Sunday, March 7, 2010

Anthony Weiner, If You Want a Vote on the Public Option, Why Not Demand It?

By FireDogLake's Jon Walker FDL

Anthony Weiner (D-NY) has a new op-ed in Politico calling for giving the public option a vote in the Senate. While he does not address the process dynamics, he leaves the impression that he is calling for an up-or-down vote on the public option as an amendment to the reconciliation bill or as a stand-alone reconciliation measure.

Supporters of the public option in Congress and the country want the president to succeed. I think we dishonor the long debate over this issue to let it simply disappear without a trace.

At the end of all whodunits is the “aha” moment. We know Kristin shot J.R. We know Maggie shot Mr. Burns. Heck, we even know that Colonel Mustard did it with a rope in the study.

Let’s put the public option to a vote, once and for all.

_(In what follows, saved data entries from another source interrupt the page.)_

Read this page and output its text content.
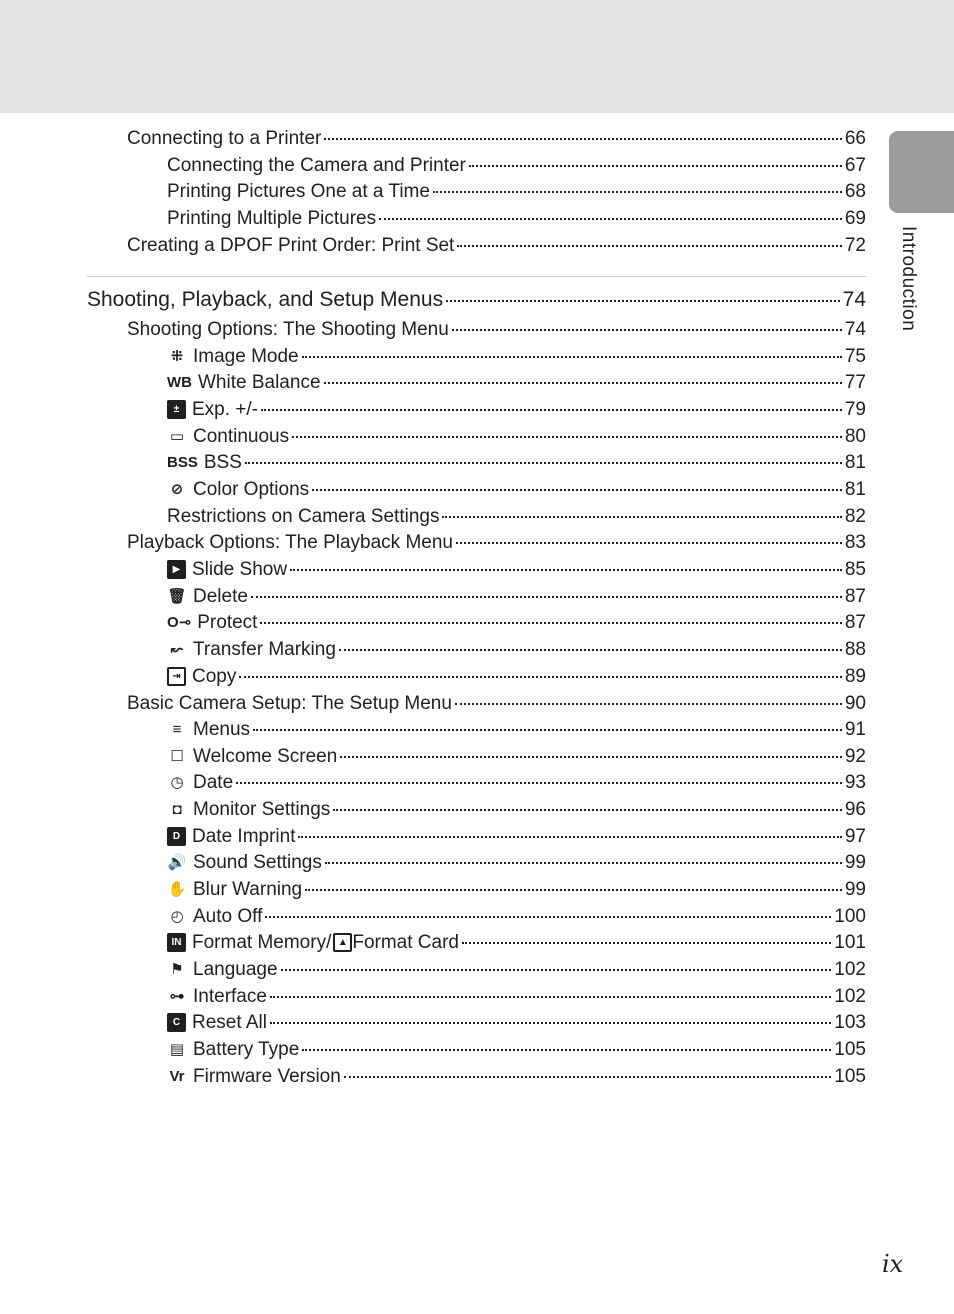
Introduction
Connecting to a Printer	66
Connecting the Camera and Printer	67
Printing Pictures One at a Time	68
Printing Multiple Pictures	69
Creating a DPOF Print Order: Print Set	72
Shooting, Playback, and Setup Menus	74
Shooting Options: The Shooting Menu	74
⁜ Image Mode	75
WB White Balance	77
± Exp. +/-	79
▭ Continuous	80
BSS BSS	81
⊘ Color Options	81
Restrictions on Camera Settings	82
Playback Options: The Playback Menu	83
▶ Slide Show	85
🗑 Delete	87
O⊸ Protect	87
↜ Transfer Marking	88
⇥ Copy	89
Basic Camera Setup: The Setup Menu	90
≡ Menus	91
☐ Welcome Screen	92
◷ Date	93
◘ Monitor Settings	96
D Date Imprint	97
🔊 Sound Settings	99
✋ Blur Warning	99
◴ Auto Off	100
IN Format Memory/ ▲ Format Card	101
⚑ Language	102
⊶ Interface	102
C Reset All	103
▤ Battery Type	105
Vr Firmware Version	105
ix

I fully agree with this sentiment and think the public option deserves an up-or-down vote as part of reconciliation. In fact, I spelled out the strategy for how just one determined Democratic senator could likely force an up-or-down vote on a public option amendment to any reconciliation sidecar bill. But, while I can only write about this stuff, Anthony Weiner, as a member of Congress, can actually do something about it–beyond writing op-eds.

We have seen how the Bart Stupak (D-MI), by standing firm with a handful of supporters, has gotten the Democratic leadership basically willing to move mountains to satisfy him. If Weiner could get, say, eight public option supporters together who agreed to oppose the Senate health care bill until they were promised a reconciliation vote on the public option in the Senate, he could achieve a similar result. All Weiner would need is a promise from Vice President Joe Biden and Majority Leader Harry Reid not to use any procedural tricks to stop the vote, and a promise from one Senate public option supporter, like Michael Bennet (D-CO), to work with them on crafting a public option that could survive the Byrd rule. That would result in the public option getting a vote as part of the vote-a-rama at the end of the reconciliation debate.

This is really a very modest request, and with Democrats desperately trying to whip the votes, they basically wouldn’t be able to refuse. I think most Americans would agree that the public option deserves an up-or-down vote in the Senate. Even if it does not pass, the American people are owed the right to know what senators stand with the American people and which are fighting to protect the profits of the private insurance companies.

So, the real question is: what are the public option supporters doing to make sure that vote happens? Are there even a handful of House or Senate Democrats who think the American people deserve an honest accounting from their representatives?